Terminable cell-encapsulating drug delivery device for sustained intraocular glial cell-derived neurotrophic factor (GDNF) delivery

Abstract

Encapsulated-cell therapy (ECT) is an attractive approach to treat sight-threatening diseases through sustained delivery of therapeutics secreted from immunoisolated cells. Although collagen-alginate (CAC) scaffold integrates the merits of collagen and alginate, and alginate-poly-l-lysine (AP) polyelectrolytic coating improves the properties of alginate systems, the properties and performance of CAC and AP-CAC ECT systems are not well-understood. Also, sustained delivery of GDNF, a potent neurotrophic factor with a short half-life, via ocular ECT has not been investigated. Moreover, most reported ECT systems do not have externally controllable functions.

Aiming to develop externally controllable ECT devices for prolonged ocular applications, this study investigated the relationships between: (1) the factors controlling CAC-based matrix properties, (2) the interactions between cell, collagen, alginate and AP-coating, and (3) the long-term stability and functionality of these systems. The effectiveness of Tet-on inducible Caspase 8 (Casp8) termination control for safe in vivo applications was also examined.

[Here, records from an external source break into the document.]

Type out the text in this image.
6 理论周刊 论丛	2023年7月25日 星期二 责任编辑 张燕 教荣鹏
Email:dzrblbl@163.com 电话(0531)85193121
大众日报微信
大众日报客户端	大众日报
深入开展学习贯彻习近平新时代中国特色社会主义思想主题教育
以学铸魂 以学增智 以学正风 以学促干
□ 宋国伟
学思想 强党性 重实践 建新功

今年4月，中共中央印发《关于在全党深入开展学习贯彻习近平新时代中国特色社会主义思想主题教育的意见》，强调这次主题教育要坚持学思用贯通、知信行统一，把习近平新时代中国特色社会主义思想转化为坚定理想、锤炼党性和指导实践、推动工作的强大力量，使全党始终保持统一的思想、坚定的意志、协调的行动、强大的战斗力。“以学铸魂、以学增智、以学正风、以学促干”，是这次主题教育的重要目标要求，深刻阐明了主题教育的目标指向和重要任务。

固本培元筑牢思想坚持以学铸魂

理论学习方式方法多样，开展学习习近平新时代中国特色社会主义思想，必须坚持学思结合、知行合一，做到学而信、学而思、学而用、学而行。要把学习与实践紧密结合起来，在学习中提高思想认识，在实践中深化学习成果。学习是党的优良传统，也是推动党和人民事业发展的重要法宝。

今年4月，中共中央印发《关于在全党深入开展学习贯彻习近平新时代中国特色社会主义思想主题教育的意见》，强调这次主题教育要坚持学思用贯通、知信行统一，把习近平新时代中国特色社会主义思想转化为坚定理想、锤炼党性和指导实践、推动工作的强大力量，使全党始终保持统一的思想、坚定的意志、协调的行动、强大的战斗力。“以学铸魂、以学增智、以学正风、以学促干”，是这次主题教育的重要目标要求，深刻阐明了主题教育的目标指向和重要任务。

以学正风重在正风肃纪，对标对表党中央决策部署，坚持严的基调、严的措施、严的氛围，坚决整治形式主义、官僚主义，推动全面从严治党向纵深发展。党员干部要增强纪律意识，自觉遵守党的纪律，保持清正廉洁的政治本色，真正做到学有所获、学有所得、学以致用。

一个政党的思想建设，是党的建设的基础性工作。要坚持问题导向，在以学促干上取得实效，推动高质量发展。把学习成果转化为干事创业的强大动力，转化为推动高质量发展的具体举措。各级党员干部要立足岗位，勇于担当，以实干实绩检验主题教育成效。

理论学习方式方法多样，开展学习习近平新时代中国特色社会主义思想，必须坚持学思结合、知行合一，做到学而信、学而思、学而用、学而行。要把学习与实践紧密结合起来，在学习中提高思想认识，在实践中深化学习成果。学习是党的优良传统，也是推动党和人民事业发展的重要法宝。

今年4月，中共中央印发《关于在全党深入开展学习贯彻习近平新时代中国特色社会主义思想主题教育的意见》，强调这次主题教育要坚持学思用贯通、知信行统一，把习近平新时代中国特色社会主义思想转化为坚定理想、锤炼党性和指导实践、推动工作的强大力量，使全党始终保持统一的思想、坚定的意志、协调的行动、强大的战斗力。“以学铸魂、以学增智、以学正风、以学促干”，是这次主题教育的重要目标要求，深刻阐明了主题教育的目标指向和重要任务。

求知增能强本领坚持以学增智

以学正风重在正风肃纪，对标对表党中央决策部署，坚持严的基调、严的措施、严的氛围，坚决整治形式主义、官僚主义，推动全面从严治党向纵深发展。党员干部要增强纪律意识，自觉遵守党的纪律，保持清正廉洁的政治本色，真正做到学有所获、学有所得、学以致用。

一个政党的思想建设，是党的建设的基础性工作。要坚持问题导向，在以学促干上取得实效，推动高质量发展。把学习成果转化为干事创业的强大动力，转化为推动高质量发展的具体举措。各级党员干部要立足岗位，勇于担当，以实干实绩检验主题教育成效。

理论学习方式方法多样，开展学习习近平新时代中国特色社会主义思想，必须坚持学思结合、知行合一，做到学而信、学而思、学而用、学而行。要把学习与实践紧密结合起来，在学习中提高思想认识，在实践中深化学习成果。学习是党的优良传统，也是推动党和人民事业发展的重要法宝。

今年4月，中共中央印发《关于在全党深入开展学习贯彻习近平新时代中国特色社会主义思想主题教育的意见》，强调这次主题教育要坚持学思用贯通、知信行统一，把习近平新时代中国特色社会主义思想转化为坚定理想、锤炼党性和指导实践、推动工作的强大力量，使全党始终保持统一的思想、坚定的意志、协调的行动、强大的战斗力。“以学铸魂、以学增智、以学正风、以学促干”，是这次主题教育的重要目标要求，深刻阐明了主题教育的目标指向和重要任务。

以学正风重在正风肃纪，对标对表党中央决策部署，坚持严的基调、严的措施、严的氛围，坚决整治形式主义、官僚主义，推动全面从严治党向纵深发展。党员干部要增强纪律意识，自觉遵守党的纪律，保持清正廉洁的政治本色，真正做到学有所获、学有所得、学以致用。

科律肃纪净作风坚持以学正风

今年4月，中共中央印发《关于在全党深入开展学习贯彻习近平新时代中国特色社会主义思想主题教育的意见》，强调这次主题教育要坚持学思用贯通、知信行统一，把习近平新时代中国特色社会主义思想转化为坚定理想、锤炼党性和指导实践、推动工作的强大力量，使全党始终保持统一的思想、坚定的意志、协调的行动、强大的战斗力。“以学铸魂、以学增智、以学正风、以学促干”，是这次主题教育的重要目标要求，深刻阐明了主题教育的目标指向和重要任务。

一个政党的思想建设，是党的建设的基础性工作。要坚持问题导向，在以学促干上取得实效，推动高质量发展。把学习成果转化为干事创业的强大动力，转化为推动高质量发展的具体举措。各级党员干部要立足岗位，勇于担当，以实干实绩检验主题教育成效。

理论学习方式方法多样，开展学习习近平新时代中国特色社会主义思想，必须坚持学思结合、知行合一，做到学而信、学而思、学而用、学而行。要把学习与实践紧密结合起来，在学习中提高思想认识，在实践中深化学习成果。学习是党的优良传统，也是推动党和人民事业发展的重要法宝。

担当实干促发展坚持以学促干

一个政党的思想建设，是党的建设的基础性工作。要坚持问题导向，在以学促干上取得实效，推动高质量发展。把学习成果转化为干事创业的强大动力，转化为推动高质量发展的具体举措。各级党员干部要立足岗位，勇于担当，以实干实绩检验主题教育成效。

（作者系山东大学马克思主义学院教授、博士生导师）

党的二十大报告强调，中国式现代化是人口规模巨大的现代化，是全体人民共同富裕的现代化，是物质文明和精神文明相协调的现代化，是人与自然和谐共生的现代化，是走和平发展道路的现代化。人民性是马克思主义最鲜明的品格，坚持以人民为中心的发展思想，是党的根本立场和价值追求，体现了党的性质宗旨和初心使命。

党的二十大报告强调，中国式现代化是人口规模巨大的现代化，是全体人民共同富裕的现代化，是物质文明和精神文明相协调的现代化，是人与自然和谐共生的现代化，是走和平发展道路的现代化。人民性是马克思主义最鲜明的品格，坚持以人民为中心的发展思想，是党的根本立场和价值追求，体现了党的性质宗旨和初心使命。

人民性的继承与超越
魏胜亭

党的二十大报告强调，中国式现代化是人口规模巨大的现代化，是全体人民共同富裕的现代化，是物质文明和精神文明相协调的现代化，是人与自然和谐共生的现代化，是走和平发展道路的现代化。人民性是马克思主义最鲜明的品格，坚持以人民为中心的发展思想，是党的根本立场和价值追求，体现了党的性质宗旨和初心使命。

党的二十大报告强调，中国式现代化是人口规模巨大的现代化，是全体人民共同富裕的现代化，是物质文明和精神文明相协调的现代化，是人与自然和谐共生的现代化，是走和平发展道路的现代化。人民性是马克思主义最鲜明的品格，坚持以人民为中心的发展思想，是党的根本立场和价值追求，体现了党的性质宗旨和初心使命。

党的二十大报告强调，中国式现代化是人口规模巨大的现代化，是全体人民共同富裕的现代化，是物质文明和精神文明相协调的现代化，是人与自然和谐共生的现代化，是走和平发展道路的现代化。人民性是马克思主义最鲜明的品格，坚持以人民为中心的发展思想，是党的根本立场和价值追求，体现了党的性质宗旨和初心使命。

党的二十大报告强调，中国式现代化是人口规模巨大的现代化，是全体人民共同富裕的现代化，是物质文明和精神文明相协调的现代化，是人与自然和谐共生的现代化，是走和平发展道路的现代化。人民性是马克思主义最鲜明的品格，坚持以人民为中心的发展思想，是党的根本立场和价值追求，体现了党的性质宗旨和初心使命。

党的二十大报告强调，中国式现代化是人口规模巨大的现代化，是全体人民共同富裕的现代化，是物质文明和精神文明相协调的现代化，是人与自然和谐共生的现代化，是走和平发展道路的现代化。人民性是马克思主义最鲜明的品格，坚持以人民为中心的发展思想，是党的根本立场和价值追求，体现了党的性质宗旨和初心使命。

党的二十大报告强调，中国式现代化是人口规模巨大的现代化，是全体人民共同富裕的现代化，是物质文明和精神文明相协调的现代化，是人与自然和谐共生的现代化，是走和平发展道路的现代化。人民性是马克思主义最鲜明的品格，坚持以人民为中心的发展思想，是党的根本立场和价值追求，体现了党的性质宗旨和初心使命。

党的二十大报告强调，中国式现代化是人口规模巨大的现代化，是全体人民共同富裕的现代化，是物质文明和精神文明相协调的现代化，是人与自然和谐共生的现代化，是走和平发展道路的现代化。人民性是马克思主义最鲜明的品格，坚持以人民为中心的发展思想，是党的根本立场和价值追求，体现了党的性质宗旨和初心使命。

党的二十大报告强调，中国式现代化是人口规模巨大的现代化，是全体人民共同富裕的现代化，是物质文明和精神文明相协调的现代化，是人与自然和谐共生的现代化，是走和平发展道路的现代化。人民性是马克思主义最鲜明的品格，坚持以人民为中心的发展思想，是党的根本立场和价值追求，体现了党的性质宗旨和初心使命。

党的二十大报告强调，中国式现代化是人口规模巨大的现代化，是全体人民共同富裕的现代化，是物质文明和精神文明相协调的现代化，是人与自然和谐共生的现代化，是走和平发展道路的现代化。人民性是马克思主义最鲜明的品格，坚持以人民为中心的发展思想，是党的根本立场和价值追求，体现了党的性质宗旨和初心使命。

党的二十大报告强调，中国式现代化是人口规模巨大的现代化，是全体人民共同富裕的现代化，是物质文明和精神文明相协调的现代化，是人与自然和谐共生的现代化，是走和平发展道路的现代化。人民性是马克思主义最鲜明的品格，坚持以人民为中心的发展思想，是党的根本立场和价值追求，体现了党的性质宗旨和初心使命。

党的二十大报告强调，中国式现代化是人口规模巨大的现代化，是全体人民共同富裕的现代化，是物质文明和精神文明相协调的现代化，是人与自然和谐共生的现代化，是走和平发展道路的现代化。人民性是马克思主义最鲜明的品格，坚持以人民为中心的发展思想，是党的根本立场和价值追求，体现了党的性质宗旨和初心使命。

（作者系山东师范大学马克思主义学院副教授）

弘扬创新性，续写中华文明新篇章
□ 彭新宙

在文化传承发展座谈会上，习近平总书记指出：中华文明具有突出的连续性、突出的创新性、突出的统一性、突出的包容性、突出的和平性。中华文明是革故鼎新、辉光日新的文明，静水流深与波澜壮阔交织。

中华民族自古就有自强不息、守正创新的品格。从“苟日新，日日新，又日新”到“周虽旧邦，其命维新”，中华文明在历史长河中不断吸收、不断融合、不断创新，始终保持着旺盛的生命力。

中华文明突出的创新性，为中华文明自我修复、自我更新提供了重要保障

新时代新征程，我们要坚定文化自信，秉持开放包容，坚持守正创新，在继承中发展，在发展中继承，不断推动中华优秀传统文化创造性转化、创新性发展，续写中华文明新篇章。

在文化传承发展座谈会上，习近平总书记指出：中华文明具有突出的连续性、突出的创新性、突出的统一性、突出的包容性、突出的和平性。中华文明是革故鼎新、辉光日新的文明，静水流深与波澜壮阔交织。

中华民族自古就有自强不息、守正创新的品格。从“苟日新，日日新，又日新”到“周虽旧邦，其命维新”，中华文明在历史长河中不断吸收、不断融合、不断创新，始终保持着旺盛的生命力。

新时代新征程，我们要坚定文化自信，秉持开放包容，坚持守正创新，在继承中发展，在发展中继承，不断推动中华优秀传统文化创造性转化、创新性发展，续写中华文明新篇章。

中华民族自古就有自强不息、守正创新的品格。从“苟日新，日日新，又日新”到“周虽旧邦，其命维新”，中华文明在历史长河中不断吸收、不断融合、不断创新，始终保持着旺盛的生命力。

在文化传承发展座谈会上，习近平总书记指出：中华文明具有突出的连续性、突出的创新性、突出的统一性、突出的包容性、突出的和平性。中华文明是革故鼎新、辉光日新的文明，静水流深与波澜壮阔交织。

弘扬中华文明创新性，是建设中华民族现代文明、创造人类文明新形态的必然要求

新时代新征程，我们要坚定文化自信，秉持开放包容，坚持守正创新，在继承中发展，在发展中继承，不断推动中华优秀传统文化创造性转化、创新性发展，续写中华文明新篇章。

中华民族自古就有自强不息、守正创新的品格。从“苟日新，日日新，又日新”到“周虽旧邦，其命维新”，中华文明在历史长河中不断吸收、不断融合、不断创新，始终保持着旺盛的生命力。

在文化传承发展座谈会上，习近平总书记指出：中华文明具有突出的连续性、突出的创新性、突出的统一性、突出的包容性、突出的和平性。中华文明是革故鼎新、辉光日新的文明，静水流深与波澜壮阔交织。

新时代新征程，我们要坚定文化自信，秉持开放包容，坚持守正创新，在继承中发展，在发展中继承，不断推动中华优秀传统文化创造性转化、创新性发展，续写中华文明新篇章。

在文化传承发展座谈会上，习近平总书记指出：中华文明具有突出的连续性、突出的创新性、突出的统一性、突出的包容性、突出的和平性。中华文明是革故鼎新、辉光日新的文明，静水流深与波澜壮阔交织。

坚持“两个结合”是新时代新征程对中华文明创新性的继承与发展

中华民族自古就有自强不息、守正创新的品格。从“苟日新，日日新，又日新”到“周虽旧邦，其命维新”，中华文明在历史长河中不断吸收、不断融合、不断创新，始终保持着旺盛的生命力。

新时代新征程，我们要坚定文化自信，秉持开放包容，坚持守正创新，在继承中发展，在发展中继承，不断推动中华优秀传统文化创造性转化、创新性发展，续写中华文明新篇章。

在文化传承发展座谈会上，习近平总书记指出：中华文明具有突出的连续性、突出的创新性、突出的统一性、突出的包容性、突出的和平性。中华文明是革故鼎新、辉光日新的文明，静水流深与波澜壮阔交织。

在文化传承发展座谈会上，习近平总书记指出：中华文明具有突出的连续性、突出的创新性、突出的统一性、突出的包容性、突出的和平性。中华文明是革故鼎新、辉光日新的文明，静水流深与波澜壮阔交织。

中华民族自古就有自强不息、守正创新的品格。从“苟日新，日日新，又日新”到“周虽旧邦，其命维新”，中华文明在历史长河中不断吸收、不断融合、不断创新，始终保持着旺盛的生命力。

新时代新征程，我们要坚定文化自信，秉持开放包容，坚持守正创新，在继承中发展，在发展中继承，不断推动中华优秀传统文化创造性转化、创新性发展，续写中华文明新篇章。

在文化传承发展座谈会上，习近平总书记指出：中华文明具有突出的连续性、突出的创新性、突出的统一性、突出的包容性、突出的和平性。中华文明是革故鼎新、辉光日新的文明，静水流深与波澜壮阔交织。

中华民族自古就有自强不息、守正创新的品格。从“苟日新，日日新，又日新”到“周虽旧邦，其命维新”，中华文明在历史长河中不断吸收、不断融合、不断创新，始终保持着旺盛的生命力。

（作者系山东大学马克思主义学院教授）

Our findings indicated that cell growth kinetics and microstructural organization of CAC-based ECT systems were tunable by factors controlling collagen and alginate gelation, including alginate concentration, molecular weight and viscosity, rate of alginate gelation, sequence of CAC gelation, initial cell number, and poly-l-lysine coating conditions. Stability in device microstructure and net cell proliferative effect of CAC-based ECT systems allowed the devices to remain stable and functional for prolonged periods of time in vitro and in the eyes of healthy or dystrophic Royal College of Surgeons rats with inherited retinal degeneration. Encapsulated cell viability and daily GDNF secretion have shown to be closely related. These devices are well-tolerated in vivo without host cells attachment or cell protrusion. Sustained GDNF delivery in dystrophic rats resulted in a dose-dependent photoreceptor and electroretinogram functional rescue 28 days post-implantation. Our pilot data showed that CAC platform maintained its microstructure and supported the growth of proliferative HEK293 cells or non-proliferative immortalized human retinal pigment epithelial cells, ARPE-19, without protrusion 6 months post-implantation. AP-coating improved the encapsulation power, shell microstructure, cell growth kinetics and daily GDNF secretion from CAC systems over 28 days of culture. Preliminary in vivo studies suggested that AP-CAC and CAC devices achieved comparable photoreceptor rescue effect in dystrophic rats.

Tet-on Casp8 HEK293 cells demonstrated good viability under non-induced conditions and effective termination upon Doxycycline (Dox) treatment. Cell death was mediated by pro-Casp8 overexpression and caspase-mediated apoptotic pathway after 72 hours of 100pg-8μg/ml Dox treatment. Comparably, most encapsulated Tet-on cells were terminated after 24 hours of 2ng-2μg/ml Dox treatment and no viable cells were detected at 72 hours. Implanted ECT devices were able to respond to Dox. Most cells in retrieved devices underwent apoptosis after 48 hours of 1mg/ml Dox delivered in sweetened drinking water.

This study characterized the properties and performance of externally controllable CAC-based ocular ECT devices. These devices offer great flexibility in system design and can potentially be applied to many posterior eye disorders.